X. Fete galante
Entered May 2020
Whereabouts unknown
Medium unknown
Measurements unknown
PROVENANCE
Geneva, with an art dealer.
REMARKS
This painting is known to me only by a photograph in the archives of the Getty Research Institute. In that the photograph was made in 1968 by Claude Mercier, a Geneva-based photographer, it seems fair to assume that the painting was then in that city or its environs.
The picture was evidently attributed to Watteau in the past, and for good reason: the individual characters are very much like Watteau’s. In fact, each of them has a counterpart in Watteau’s paintings and drawings.
The man and woman dancing at the center of the picture are derived from two different Watteau paintings. The man is a copy of Watteau’s well-known L’Indifférent in the Louvre. His female partner is based on the dancer at the center of Watteau’s equally well-known Les Plaisirs du bal at Dulwich. In both instances the figures in the Geneva picture are in the same direction as Watteau’s.

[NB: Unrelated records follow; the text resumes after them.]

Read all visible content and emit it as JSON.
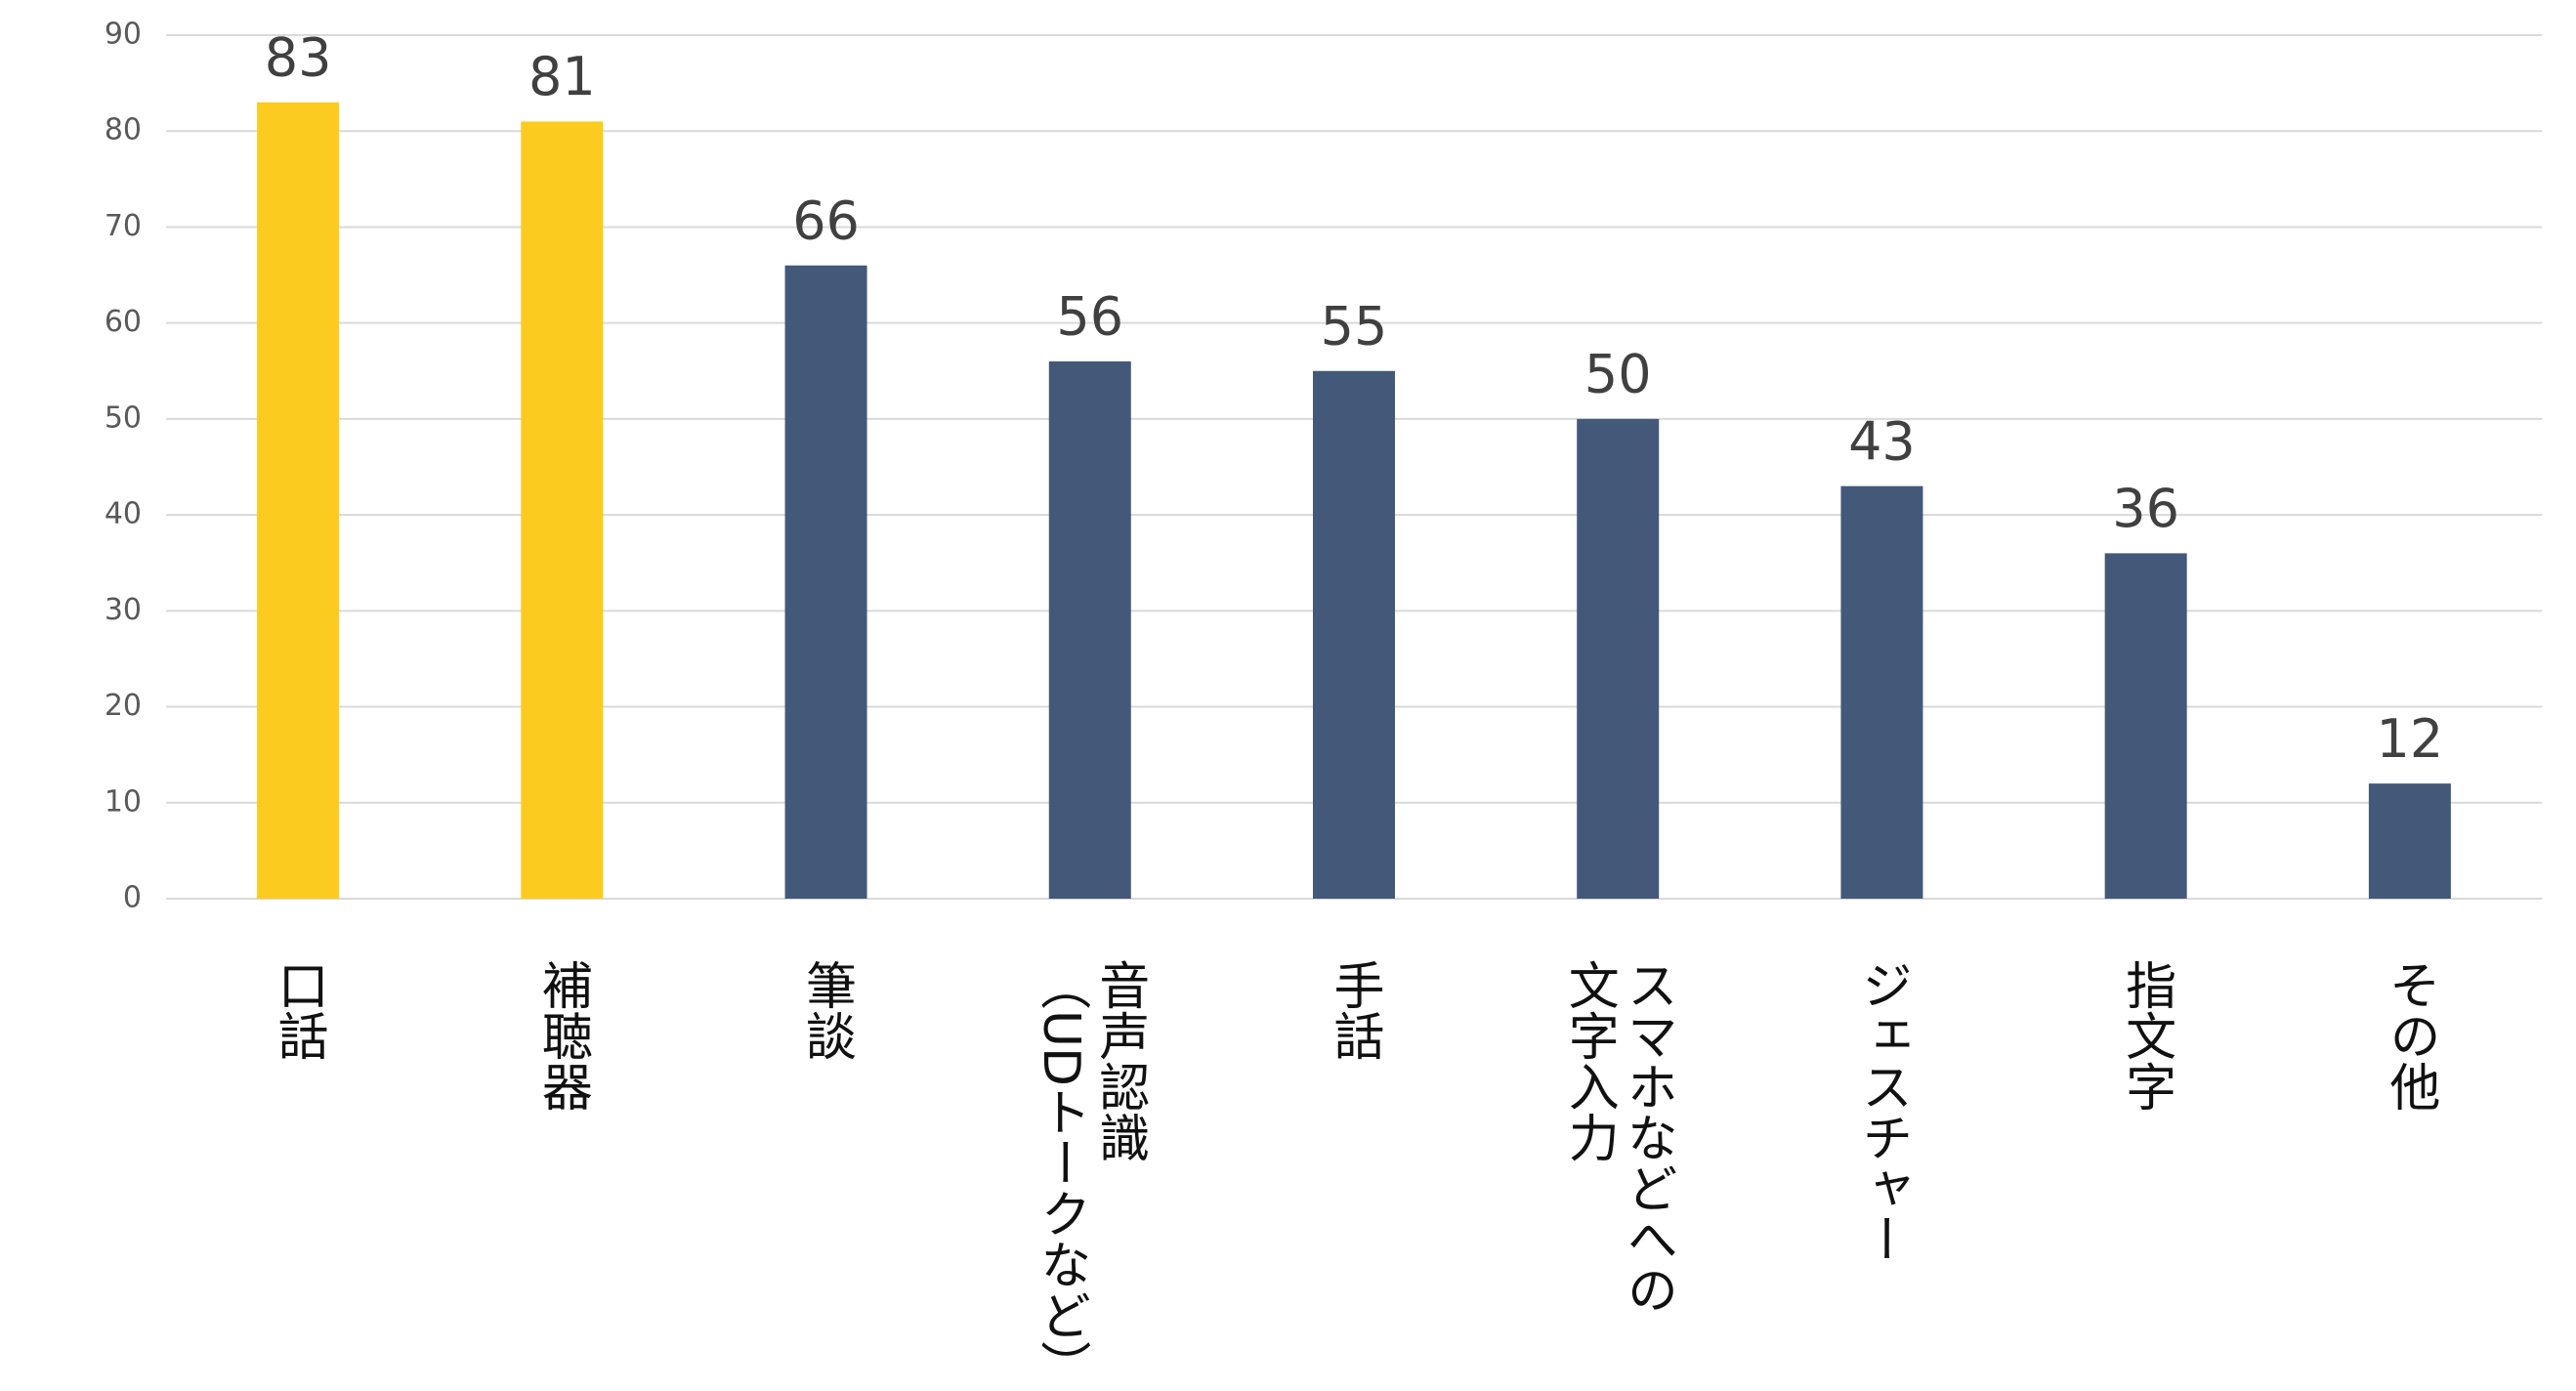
{
  "chart_data": {
    "type": "bar",
    "categories": [
      "口話",
      "補聴器",
      "筆談",
      "音声認識\n（UDトークなど）",
      "手話",
      "スマホなどへの\n文字入力",
      "ジェスチャー",
      "指文字",
      "その他"
    ],
    "values": [
      83,
      81,
      66,
      56,
      55,
      50,
      43,
      36,
      12
    ],
    "colors": [
      "#FBCB1F",
      "#FBCB1F",
      "#44587A",
      "#44587A",
      "#44587A",
      "#44587A",
      "#44587A",
      "#44587A",
      "#44587A"
    ],
    "ylim": [
      0,
      90
    ],
    "yticks": [
      0,
      10,
      20,
      30,
      40,
      50,
      60,
      70,
      80,
      90
    ],
    "grid": true
  }
}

Both musicians in this picture are also based directly on figures in Watteau’s paintings. The bagpipe player sitting on a knoll, actually the actor La Thorillière with his long blond hair, is based on the shepherd in Watteau’s Les Bergers in Berlin. The flutist was derived from the figure in the foreground of Le Flûtiste, a painting that is a collaboration between Watteau and Francisque Millet. Here again, the figures are in the same direction as Watteau’s.
Curiously, the woman at the far right side of the painting was not taken from a Watteau painting, but, rather, from a drawing now in Brussels (Rosenberg Prat 225).

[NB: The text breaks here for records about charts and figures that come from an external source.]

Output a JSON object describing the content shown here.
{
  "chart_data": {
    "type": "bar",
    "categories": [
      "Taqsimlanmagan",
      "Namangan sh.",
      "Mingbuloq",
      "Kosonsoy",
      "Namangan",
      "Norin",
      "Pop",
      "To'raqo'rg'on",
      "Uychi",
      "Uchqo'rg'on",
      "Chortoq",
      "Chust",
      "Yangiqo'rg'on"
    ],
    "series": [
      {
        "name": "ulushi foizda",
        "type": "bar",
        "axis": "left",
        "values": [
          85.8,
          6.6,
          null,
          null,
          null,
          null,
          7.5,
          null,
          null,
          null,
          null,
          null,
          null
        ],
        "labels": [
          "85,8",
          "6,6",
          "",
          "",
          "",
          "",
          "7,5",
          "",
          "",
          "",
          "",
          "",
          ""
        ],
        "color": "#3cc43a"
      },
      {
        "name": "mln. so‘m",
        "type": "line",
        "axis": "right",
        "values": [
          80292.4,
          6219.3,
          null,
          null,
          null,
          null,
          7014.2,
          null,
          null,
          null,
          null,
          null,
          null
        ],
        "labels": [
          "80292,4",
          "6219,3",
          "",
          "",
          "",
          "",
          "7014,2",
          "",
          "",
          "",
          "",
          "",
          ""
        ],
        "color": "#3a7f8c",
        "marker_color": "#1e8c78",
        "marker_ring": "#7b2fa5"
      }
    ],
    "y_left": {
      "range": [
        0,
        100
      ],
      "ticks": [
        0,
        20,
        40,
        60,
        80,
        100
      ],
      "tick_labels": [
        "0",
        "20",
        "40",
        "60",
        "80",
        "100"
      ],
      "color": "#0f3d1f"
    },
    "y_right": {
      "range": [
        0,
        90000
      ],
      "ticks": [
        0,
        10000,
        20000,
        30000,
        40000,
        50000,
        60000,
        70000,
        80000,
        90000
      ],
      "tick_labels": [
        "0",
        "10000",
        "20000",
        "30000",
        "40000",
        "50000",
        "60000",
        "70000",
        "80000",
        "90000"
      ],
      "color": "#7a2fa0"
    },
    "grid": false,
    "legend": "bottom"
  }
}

At first glance, this painting might have been mistaken as being by a minor follower of Watteau, an artist with an aesthetic of charming, small figures in a generous space. But, to the contrary, we should be suspicious and question when this pastiche was created. The choice of a relatively obscure painting like the Grenoble Le Flûtiste sets off a cautionary alarm, and this is reinforced by the pasticheur turning to a drawing for another of his figures. These seem like intentionally obscure sources, meant to elude the viewer.